Information regarding injury parameters and cost of production was sought from the domestic industry, which was also furnished by the following domestic producers: Relaxo Footwear Ltd., API Associates Ltd., Nikhil Footwear Ltd., and Lakhani India Ltd.

The domestic industry reported that there was no decline in demand of sport shoes but they faced material injury (decline in their business) on the following account:-

The market share of the domestic industry has declined from 74.09% in 1999-2000 to 57.81% in the POI.

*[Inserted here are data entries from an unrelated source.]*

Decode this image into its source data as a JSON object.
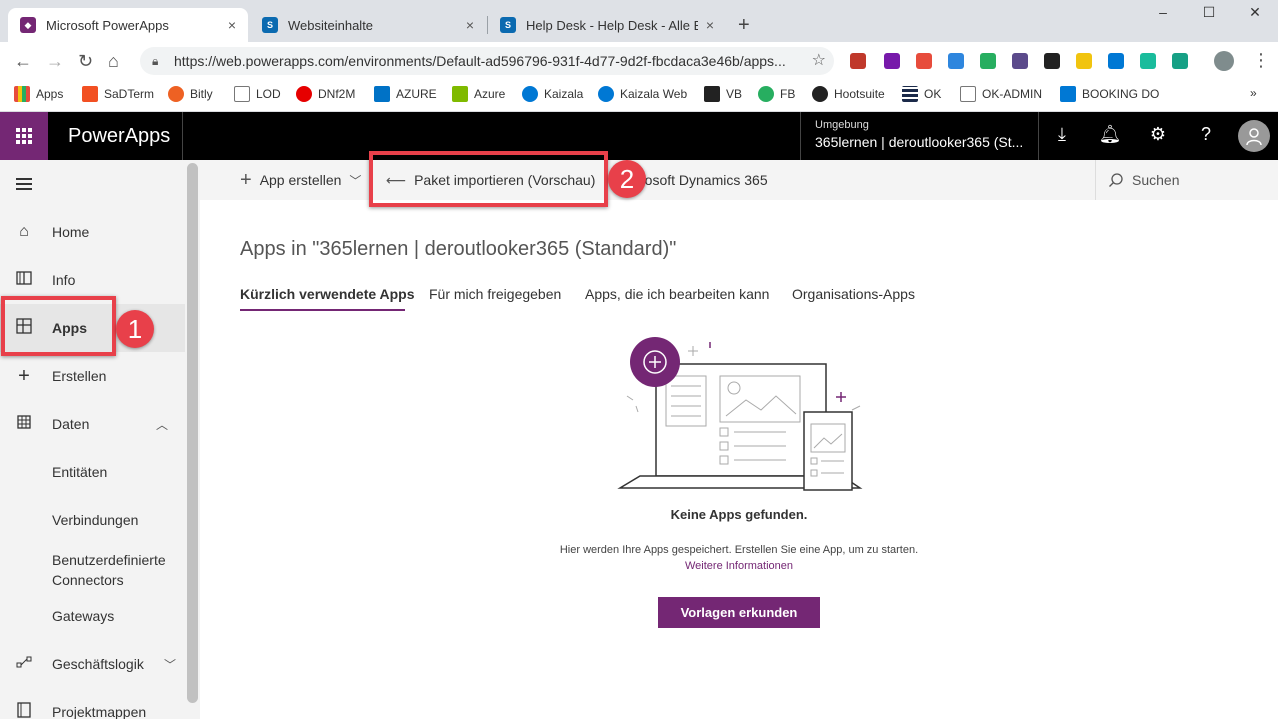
{
  "browser": {
    "tabs": [
      {
        "title": "Microsoft PowerApps",
        "close": "×"
      },
      {
        "title": "Websiteinhalte",
        "close": "×"
      },
      {
        "title": "Help Desk - Help Desk - Alle Elem",
        "close": "×"
      }
    ],
    "new_tab": "+",
    "window_controls": {
      "minimize": "–",
      "maximize": "☐",
      "close": "✕"
    },
    "url": "https://web.powerapps.com/environments/Default-ad596796-931f-4d77-9d2f-fbcdaca3e46b/apps...",
    "bookmarks": [
      "Apps",
      "SaDTerm",
      "Bitly",
      "LOD",
      "DNf2M",
      "AZURE",
      "Azure",
      "Kaizala",
      "Kaizala Web",
      "VB",
      "FB",
      "Hootsuite",
      "OK",
      "OK-ADMIN",
      "BOOKING DO"
    ],
    "bookmarks_more": "»"
  },
  "header": {
    "brand": "PowerApps",
    "environment_label": "Umgebung",
    "environment_name": "365lernen | deroutlooker365 (St..."
  },
  "sidebar": {
    "items": [
      {
        "label": "Home",
        "icon": "home-icon"
      },
      {
        "label": "Info",
        "icon": "book-icon"
      },
      {
        "label": "Apps",
        "icon": "apps-icon"
      },
      {
        "label": "Erstellen",
        "icon": "plus-icon"
      },
      {
        "label": "Daten",
        "icon": "table-icon"
      }
    ],
    "sub_items": [
      "Entitäten",
      "Verbindungen",
      "Benutzerdefinierte Connectors",
      "Gateways"
    ],
    "more_items": [
      {
        "label": "Geschäftslogik",
        "icon": "flow-icon"
      },
      {
        "label": "Projektmappen",
        "icon": "solutions-icon"
      }
    ]
  },
  "commandbar": {
    "create_app": "App erstellen",
    "import_package": "Paket importieren (Vorschau)",
    "dynamics": "rosoft Dynamics 365",
    "search": "Suchen"
  },
  "main": {
    "title": "Apps in \"365lernen | deroutlooker365 (Standard)\"",
    "tabs": [
      "Kürzlich verwendete Apps",
      "Für mich freigegeben",
      "Apps, die ich bearbeiten kann",
      "Organisations-Apps"
    ],
    "empty_title": "Keine Apps gefunden.",
    "empty_desc": "Hier werden Ihre Apps gespeichert. Erstellen Sie eine App, um zu starten.",
    "empty_link": "Weitere Informationen",
    "cta": "Vorlagen erkunden"
  },
  "annotations": {
    "badge1": "1",
    "badge2": "2"
  },
  "colors": {
    "brand": "#742774",
    "annotation": "#e8404a"
  }
}
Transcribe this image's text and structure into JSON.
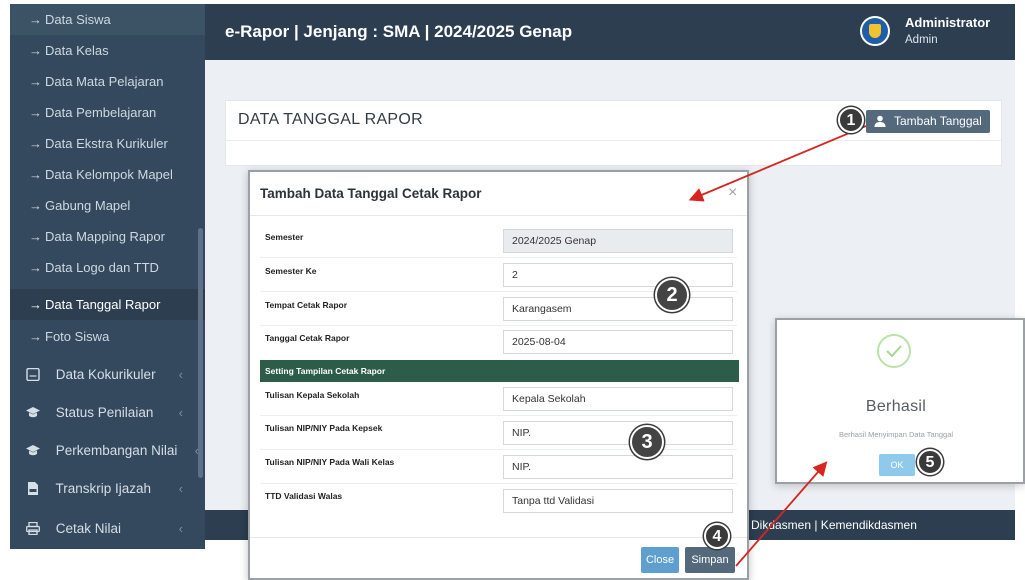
{
  "sidebar": {
    "items": [
      {
        "label": "Data Siswa"
      },
      {
        "label": "Data Kelas"
      },
      {
        "label": "Data Mata Pelajaran"
      },
      {
        "label": "Data Pembelajaran"
      },
      {
        "label": "Data Ekstra Kurikuler"
      },
      {
        "label": "Data Kelompok Mapel"
      },
      {
        "label": "Gabung Mapel"
      },
      {
        "label": "Data Mapping Rapor"
      },
      {
        "label": "Data Logo dan TTD"
      },
      {
        "label": "Data Tanggal Rapor"
      },
      {
        "label": "Foto Siswa"
      }
    ],
    "active_item": "Data Tanggal Rapor",
    "arrow_glyph": "→",
    "caret_glyph": "‹",
    "groups": [
      {
        "label": "Data Kokurikuler",
        "icon": "document-icon"
      },
      {
        "label": "Status Penilaian",
        "icon": "graduation-cap-icon"
      },
      {
        "label": "Perkembangan Nilai",
        "icon": "graduation-cap-icon"
      },
      {
        "label": "Transkrip Ijazah",
        "icon": "pdf-file-icon"
      },
      {
        "label": "Cetak Nilai",
        "icon": "printer-icon"
      }
    ]
  },
  "header": {
    "title": "e-Rapor | Jenjang : SMA | 2024/2025 Genap",
    "user_name": "Administrator",
    "user_role": "Admin"
  },
  "page": {
    "title": "DATA TANGGAL RAPOR",
    "add_button": "Tambah Tanggal"
  },
  "footer": {
    "text": "Dikdasmen | Kemendikdasmen"
  },
  "modal": {
    "title": "Tambah Data Tanggal Cetak Rapor",
    "close_glyph": "×",
    "fields": [
      {
        "label": "Semester",
        "value": "2024/2025 Genap"
      },
      {
        "label": "Semester Ke",
        "value": "2"
      },
      {
        "label": "Tempat Cetak Rapor",
        "value": "Karangasem"
      },
      {
        "label": "Tanggal Cetak Rapor",
        "value": "2025-08-04"
      }
    ],
    "section_title": "Setting Tampilan Cetak Rapor",
    "settings": [
      {
        "label": "Tulisan Kepala Sekolah",
        "value": "Kepala Sekolah"
      },
      {
        "label": "Tulisan NIP/NIY Pada Kepsek",
        "value": "NIP."
      },
      {
        "label": "Tulisan NIP/NIY Pada Wali Kelas",
        "value": "NIP."
      },
      {
        "label": "TTD Validasi Walas",
        "value": "Tanpa ttd Validasi"
      }
    ],
    "close_button": "Close",
    "save_button": "Simpan"
  },
  "success": {
    "title": "Berhasil",
    "message": "Berhasil Menyimpan Data Tanggal",
    "ok_button": "OK"
  },
  "steps": [
    "1",
    "2",
    "3",
    "4",
    "5"
  ],
  "colors": {
    "sidebar_bg": "#34495e",
    "header_bg": "#2c3e50",
    "primary_button": "#54697c",
    "section_bar": "#2e5c4b",
    "annotation_arrow": "#d6261f"
  }
}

The imports from China have increased from 4.68 lakh pairs in 1999-2000 to 5.7 lakh pairs in POI (annualized). Further the imports have also been routed through Hong Kong, Singapore as per the available evidence and thus imports from China are in much higher quantity.

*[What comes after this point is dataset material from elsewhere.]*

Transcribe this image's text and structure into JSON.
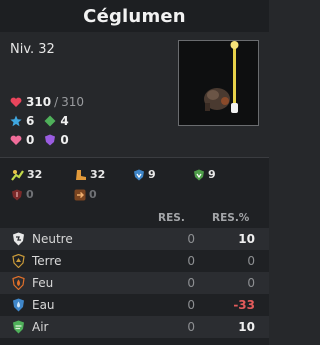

The production of the domestic industry has declined by 11.24% in POI as compared to 98-99.

The capacity utilization percentage has declined from 62.97% in 98-99 to 60% in 99-2000 and further to 53.26% in POI.

Investigation was carried out for the period starting from 1.4.2000 to 30.9.2000 i.e. the period of investigation (POI). The investigators confirmed the findings that the domestic industry had reported and decided to take appropriate action.

The exporters did not respond to any of the notices sent to them, which included questionnaires to find out relevant information regarding the prices of shoes in the Chinese market. However, information regarding domestic selling prices and prices charged in third countries was made available by reliable sources. These were the best sources of information available and hence, were used to find out the level of dumping.

The authority considered imposing an amount of duty equal to the level of dumping to remove the unfair advantage to the Chinese exporters while keeping the level of competition in the domestic market the same. Hence, they imposed the anti-dumping duty such that, the minimum price charged for unbranded and low end branded shoes will be 6.277$ per pair, and that for the branded category which includes Nike, Reebok and Adidas will be 18.44$ per pair. Thus, the anti-dumping duty will be the difference between the import price and the minimum selling price as given above.

Thus, the unfair edge gained by the Chinese exporters was eliminated, and the competitiveness of the markets was also sustained. There was no restriction on imports of shoes from China, which did not affect the availability of goods for the consumers.